Christine ne veut pas que ces collaborateurs travaillent trop pendant la semaine et interdit le travail le week end. « On peut avoir une période de rush mais ça ne peut pas être le quotidien, on se tue quoi ». La présidente de Weather Force est très vigilante la dessus, elle a peur des conséquences qui pourraient en découler comme une démobilisation générale.

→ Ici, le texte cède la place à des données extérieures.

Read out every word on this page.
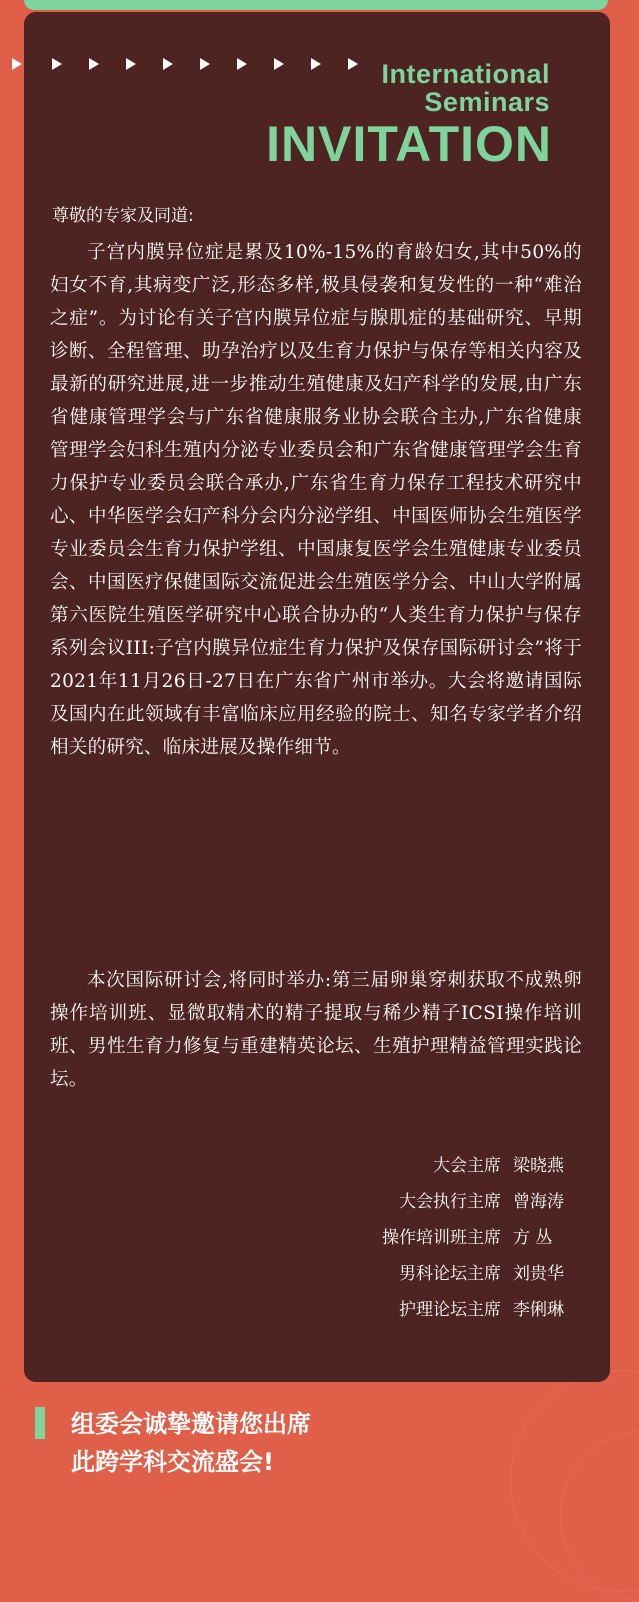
International
Seminars
INVITATION
尊敬的专家及同道:
子宫内膜异位症是累及10%-15%的育龄妇女,其中50%的妇女不育,其病变广泛,形态多样,极具侵袭和复发性的一种“难治之症”。为讨论有关子宫内膜异位症与腺肌症的基础研究、早期诊断、全程管理、助孕治疗以及生育力保护与保存等相关内容及最新的研究进展,进一步推动生殖健康及妇产科学的发展,由广东省健康管理学会与广东省健康服务业协会联合主办,广东省健康管理学会妇科生殖内分泌专业委员会和广东省健康管理学会生育力保护专业委员会联合承办,广东省生育力保存工程技术研究中心、中华医学会妇产科分会内分泌学组、中国医师协会生殖医学专业委员会生育力保护学组、中国康复医学会生殖健康专业委员会、中国医疗保健国际交流促进会生殖医学分会、中山大学附属第六医院生殖医学研究中心联合协办的“人类生育力保护与保存系列会议III:子宫内膜异位症生育力保护及保存国际研讨会”将于2021年11月26日-27日在广东省广州市举办。大会将邀请国际及国内在此领域有丰富临床应用经验的院士、知名专家学者介绍相关的研究、临床进展及操作细节。
本次国际研讨会,将同时举办:第三届卵巢穿刺获取不成熟卵操作培训班、显微取精术的精子提取与稀少精子ICSI操作培训班、男性生育力修复与重建精英论坛、生殖护理精益管理实践论坛。
大会主席 梁晓燕
大会执行主席 曾海涛
操作培训班主席 方 丛
男科论坛主席 刘贵华
护理论坛主席 李俐琳
组委会诚挚邀请您出席
此跨学科交流盛会!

L’autre raison qu’elle avance est qu’il faut vivre autre chose, avoir sa vie privée en dehors du travail.

 

 

« Tout le monde est aussi légitime l’un que l’autre pour proposer des choses. Je ne suis pas la seule à avoir des idées, et il faut accepter que les idées des autres soient parfois super biens.  » 

Un enjeu principal pour Christine : concilier vie de famille et vie professionnelle

Délimiter la sphère privée de la sphère professionnelle est indispensable pour ces deux anciens de Météo France. Les fondateurs et les collaborateurs ne se voient pas en dehors du travail. Ils leur arrivent d’aller boire un verre pour un évènement mais après 19h tout le monde est rentré chez soi. Christine a besoin de se ressourcer auprès de ses enfants, d’avoir des moments à elle, où elle n’est pas au bureau. Pascal et Christine ont une famille recomposée de cinq enfants dont le dernier n’a encore que huit ans. Au commencement c’est à eux qu’ils ont présenté le projet en premier et les implications qu’il aurait sur leur vie de famille. En effet les deux co-fondateurs qui travaillaient à Météo France vivaient avec une certaine aisance, des revenus réguliers qu’ils ont quittés pour quelque chose de moins « sûr », moins bien payé mais plus prenant intellectuellement. Cependant cette idée a été accueillie avec joie et fierté. Leurs enfants les ont soutenus malgré certaines conséquences comme le fait de pouvoir moins partir en vacances ou de faire plus attention au budget. Cependant cela a eu aussi un impact positif sur leur vie de famille, ils sont notamment plus présents « Quand ils ont besoin on est là. Par exemple le petit a été malade dans la nuit de dimanche à lundi, je suis allée le chercher le 11h le matin et ça n’a pas de prix. Je n’avais de compte à rendre à personne pour le faire ».

Néanmoins étant mariés ils ont pu avoir des difficultés au début à concilier vie de famille et développement de leur start-up, avant de mettre certaines barrières. Lorsqu’elle a une idée  Christine a envie d’en parler à son associé car il est toujours présent à ses côtés cependant ils ont fini par instaurer des règles. Ils commencent à parler de boulot une fois le petit déposé à l’école le matin : là la journée de travail commence. La co-fondatrice nous explique la nuance et la vigilance à avoir « Par contre quand on réfléchit à un truc, on peut échanger mais il faut faire attention que ça prenne pas le pas sur la partie privée. »

L’avenir de Weather Force

A l’avenir Christine et Pascal espèrent être implantés dans un maximum de pays à commencer par avoir un pied dans chaque continent d’ici un à trois ans maximum. Et à plus long terme de développer des entités locales à l’étranger et de compter 100 à 200 personnes dans l’entreprise « On a vraiment une place à prendre car actuellement  de très grosses structures travaillent dans leurs coins et n’ont pas la vocation d’avoir un impact positif sur l’écosystème dans lequel ils travaillent ».